Of course some are still split about the project, but just because you don’t like something doesn’t mean it doesn’t belong in the conversation…and this is easily in the conversation for me. Top that off with the stellar videos, performances, and one-off singles that are just as high-quality (but no where to be found in MP3 format, such as the intro to the “Alright” video and the INCREDIBLE Colbert Show performance) and Kendrick’s name stayed in people’s mouths for all of the right reasons. No gimmicks. No collab EPs to hold fans over. No high profile dating scene. Just…the music, via To Pimp A Butterfly.
Thanks, man. I didn’t know that was still possible in today’s age.
1 | Boogie x “The Reach”
If you’re new to my writings, then you may be wondering where in the world this pick came from.
If you’ve been following me on Twitter, this isn’t a surprise to you at all, and now I get to explain why.
One of the best things about music is how it can literally come from anywhere, and Boogie came completely out of left-field for most people, myself included. I had his project favorited for at least a week before Melvin insisted I hear the intro. A few minutes later, I was in the rabbit-hole, finding out as much as I could about him and wondering how in the world I missed that to begin with.

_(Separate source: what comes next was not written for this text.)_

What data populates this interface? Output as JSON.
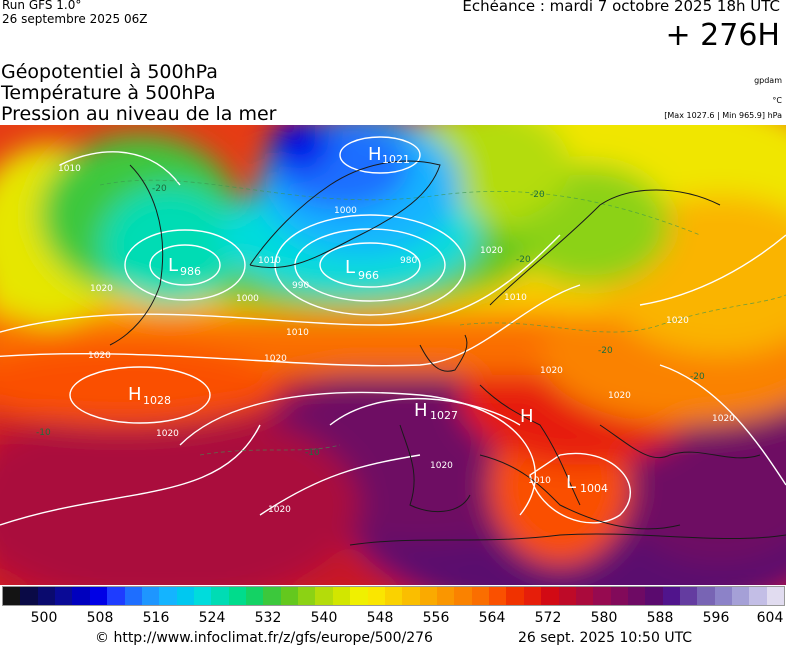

The best thing about Boogie is his diversity, however; after hearing his attention-grabbing, Jahlil Beats produced banger “Oh My“, I was surprised to see the song that most associated him with was literally bait; no other song sounds like that on his project (or on Thirst 48, to be real). Instead, The Reach is a cohesive flowing project that utilizes Boogie’s skills as a rapper and a musician to the best of any ability I’ve seen this (um, last) year. Combine that with the incredibly layered schemes thrown into the lyrics, and couple that with the wise but talented production from Keyel and others, and Boogie’s The Reach can rival any project to drop last year, pound for pound.